We Need Sacred Spaces as much as We Need the Gym
There are just a few things I would like to suggest airports around the world offer in addition to the food and duty free shopping. First of all, I would like a gym. How much happier would passengers be if they could release endorphins and run a few miles during that three hour layover?
I would also like a yoga studio: just imagine dropping your heavy carry-on luggage to stretch your cramped muscles and relax your mind in preparation for the flight. Yes please! Ok, perhaps I’m asking for a lot. I should commend the airports I traveled through this week on one very important amenity they offered: sacred space.
Where Do You Meet God?
People have been building, honoring, and warring over sacred space since the beginning of time. Clearly there is something significant about calling a location, whether it is a sandy beach or a beautiful cathedral, a place of worship. Many religions feel the need to create elaborate structures to create the most glorious house for God, while others may feel the most sacred space is nature as it was made by the creator.
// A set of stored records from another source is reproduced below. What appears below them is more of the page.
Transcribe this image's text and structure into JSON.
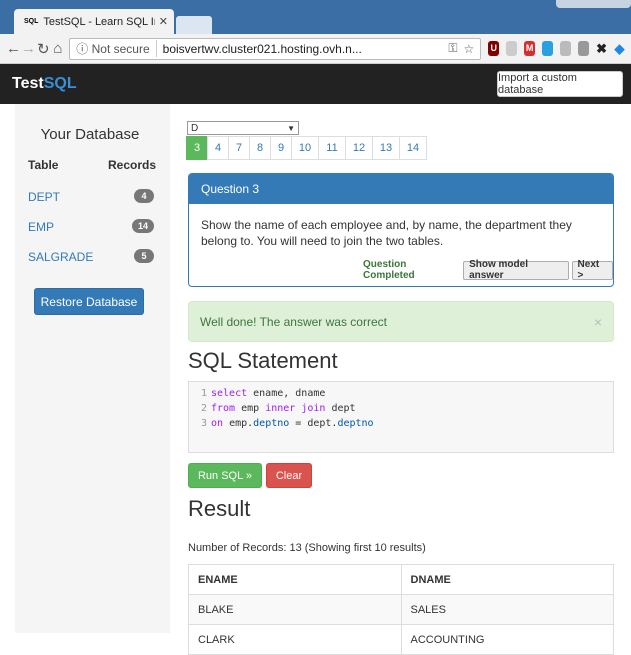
{
  "browser": {
    "tab_title": "TestSQL - Learn SQL Inte",
    "tab_favicon": "SQL",
    "security": "Not secure",
    "url": "boisvertwv.cluster021.hosting.ovh.n..."
  },
  "navbar": {
    "brand_test": "Test",
    "brand_sql": "SQL",
    "import_label": "Import a custom database"
  },
  "sidebar": {
    "title": "Your Database",
    "col_table": "Table",
    "col_records": "Records",
    "tables": [
      {
        "name": "DEPT",
        "count": "4"
      },
      {
        "name": "EMP",
        "count": "14"
      },
      {
        "name": "SALGRADE",
        "count": "5"
      }
    ],
    "restore_label": "Restore Database"
  },
  "main": {
    "db_select": "D",
    "question_tabs": [
      "3",
      "4",
      "7",
      "8",
      "9",
      "10",
      "11",
      "12",
      "13",
      "14"
    ],
    "active_question": "3",
    "question": {
      "title": "Question 3",
      "text": "Show the name of each employee and, by name, the department they belong to. You will need to join the two tables.",
      "completed": "Question Completed",
      "model_answer_label": "Show model answer",
      "next_label": "Next >"
    },
    "alert": "Well done! The answer was correct",
    "alert_close": "×",
    "sql_title": "SQL Statement",
    "code_lines": [
      {
        "n": "1",
        "kw1": "select",
        "rest": " ename, dname"
      },
      {
        "n": "2",
        "kw1": "from",
        "mid": " emp ",
        "kw2": "inner",
        "sp": " ",
        "kw3": "join",
        "rest": " dept"
      },
      {
        "n": "3",
        "kw1": "on",
        "a": " emp.",
        "c1": "deptno",
        "b": " = dept.",
        "c2": "deptno"
      }
    ],
    "run_label": "Run SQL »",
    "clear_label": "Clear",
    "result_title": "Result",
    "record_count": "Number of Records: 13 (Showing first 10 results)",
    "columns": [
      "ENAME",
      "DNAME"
    ],
    "rows": [
      [
        "BLAKE",
        "SALES"
      ],
      [
        "CLARK",
        "ACCOUNTING"
      ]
    ]
  },
  "colors": {
    "primary": "#337ab7",
    "success": "#5cb85c",
    "danger": "#d9534f",
    "navbar": "#222222"
  }
}
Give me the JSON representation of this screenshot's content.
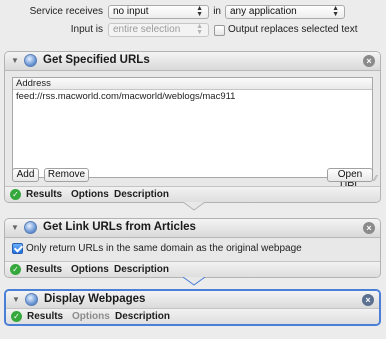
{
  "service": {
    "receives_label": "Service receives",
    "receives_value": "no input",
    "in_label": "in",
    "app_value": "any application",
    "input_is_label": "Input is",
    "input_is_value": "entire selection",
    "replaces_label": "Output replaces selected text",
    "replaces_checked": false
  },
  "footer_tabs": {
    "results": "Results",
    "options": "Options",
    "description": "Description"
  },
  "actions": [
    {
      "title": "Get Specified URLs",
      "table_header": "Address",
      "rows": [
        "feed://rss.macworld.com/macworld/weblogs/mac911"
      ],
      "buttons": {
        "add": "Add",
        "remove": "Remove",
        "open": "Open URL"
      },
      "options_enabled": true
    },
    {
      "title": "Get Link URLs from Articles",
      "checkbox_label": "Only return URLs in the same domain as the original webpage",
      "checkbox_checked": true,
      "options_enabled": true
    },
    {
      "title": "Display Webpages",
      "options_enabled": false,
      "selected": true
    }
  ],
  "icons": {
    "collapse": "disclosure-triangle-icon",
    "action": "automator-action-icon",
    "close": "close-icon",
    "status": "checkmark-icon"
  },
  "colors": {
    "selection": "#4a7fd8",
    "status_ok": "#35a83c",
    "checkbox": "#1f6fe0"
  }
}
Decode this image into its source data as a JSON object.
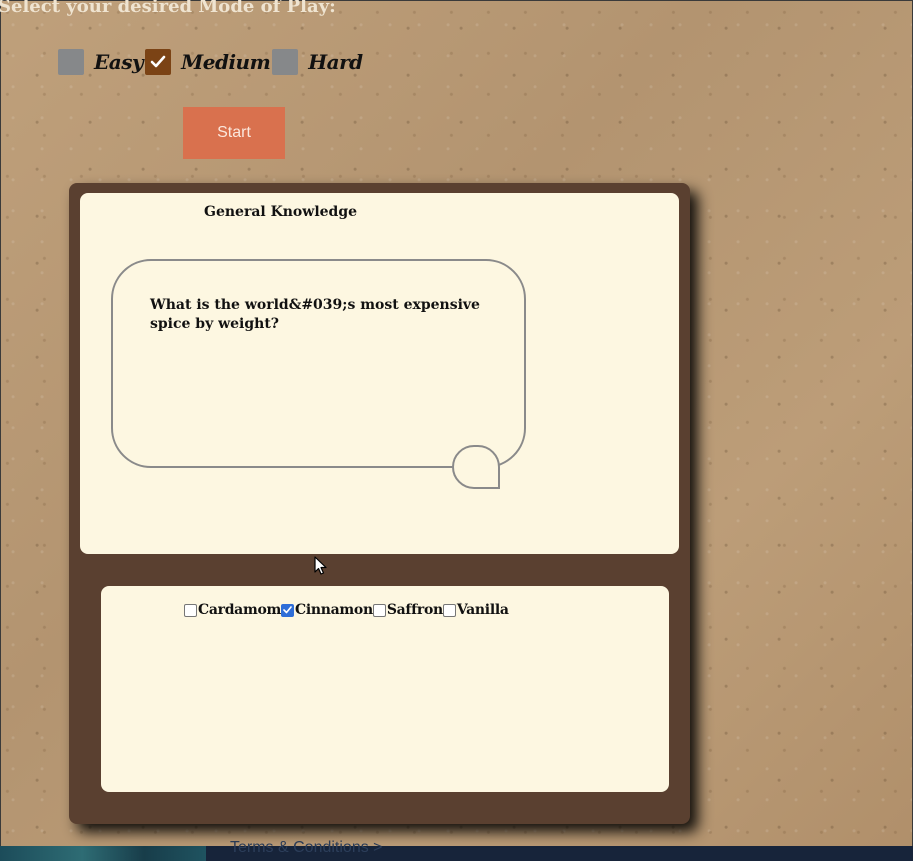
{
  "mode_prompt": "Select your desired Mode of Play:",
  "modes": [
    {
      "label": "Easy",
      "checked": false
    },
    {
      "label": "Medium",
      "checked": true
    },
    {
      "label": "Hard",
      "checked": false
    }
  ],
  "start_label": "Start",
  "quiz": {
    "category": "General Knowledge",
    "question": "What is the world&#039;s most expensive spice by weight?",
    "options": [
      {
        "label": "Cardamom",
        "checked": false
      },
      {
        "label": "Cinnamon",
        "checked": true
      },
      {
        "label": "Saffron",
        "checked": false
      },
      {
        "label": "Vanilla",
        "checked": false
      }
    ]
  },
  "footer": {
    "link": "Terms & Conditions >"
  },
  "colors": {
    "mode_checked": "#7b4315",
    "mode_unchecked": "#86888a",
    "start_button": "#d9714e",
    "card_frame": "#5a4030",
    "panel": "#fdf7e1",
    "answer_checked": "#2f6ed8"
  }
}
Interestingly enough, both of these kinds of places are really significant to me. You could say I have a very aesthetic and environmental relationship with God. Not that my relationship with God depends on these things, but that I am further able to connect to God through significant environments, so I seek them.
Sacred Spaces in Flight
That is why Thursday afternoon when I ended up in the airport in Newark, NJ, for a fairly long layover (en route to Vietnam), I decided to look for a prayer or meditation room. Many people don’t realize that a lot of airports have these rooms. I walked by the one in Newark three times before finding it.
There was a little door with a small sign above it, very easy to miss. But thankfully a nice officer pointed me in the right direction. I walked into the room, which was warmer than the rest of the airport, and was greeted by the American flag and New Jersey flag, a monument to 9/11, and a large white unadorned alter in front of several rows of chairs.
In one corner there was a small alter dedicated to Jesus, and another corner a small collection of prayer rugs were left for use. The room was no bigger than an average bedroom, but sufficient enough for a quiet escape from this bustling airport. As the sounds of babies crying and security alarms became muffled by distance and separation, I sat in one of the chairs to read and pray.
It’s really remarkable to be in a room that visually and symbolically creates the kind of world that God desires: a world where every person can worship and reach out to God in their own way. A world where different faith traditions are respected, and a world where spirituality is prioritized within our busy days.
The Diversity of Praying Travelers
While in the room, which was empty when I got there, five different people entered so that by the time I left it seemed like a very busy place. As I continue praying, I was moved by the diversity in the room, not only in appearance or ethnicity but in use: one man knelt before Jesus, another woman and I sat and prayed silently, another man lay down behind the chairs, while another bowed repeatedly. I am so happy I was there to witness this room in use.
But then I was back on another plane and made the very long flight from Newark to Hong Kong. In Hong Kong, I had a five hour layover, so I walked around the very large and interesting airport for a while before I ventured towards my terminal. While looking around I made note that there were several “Prayer and Meditation” rooms throughout the airport.
Once I got to my terminal, I found a nearby sacred space, and decided to check it out. Located close to the bathroom this one had two fire safety doors. I went three steps down, and it was much colder than the rest of the airport. Stepping through the doors it looked like I was going someplace I wasn’t supposed to.
Prayer and a Shower Anyone?
When I opening the final door, I found a small white cube shaped room with a tile floor, 1 bench, 1 shelf and a shower (hmmm?), which was partitioned from the rest of the room. There was also a plaque on the wall which explained the room’s purpose as an interfaith sacred space. In this bubble of a room I couldn’t hear anything else in the airport and felt at peace in a very private place.
The white walls and scarcity of the room reminded me of heaven’s waiting room as I imagined it as a child. As my muscles were very cramped from the 16 hour flight, I did some yoga. I did not take a shower, although it was tempting, sort of. I prayed that the rest of my journey would be safe, as by this time I was really tired and couldn’t think of much else to pray about.
Before returning to my terminal to fly to Vietnam I felt very grateful. I’m grateful that I found sacred spaces in all the airports to refresh my spirit and recompose my energy. Also, witnessing many people sincerely using the interfaith chapels regenerates my faith in the human spirit. I guess I also got my work out after all; as if walking through all the airports was not enough.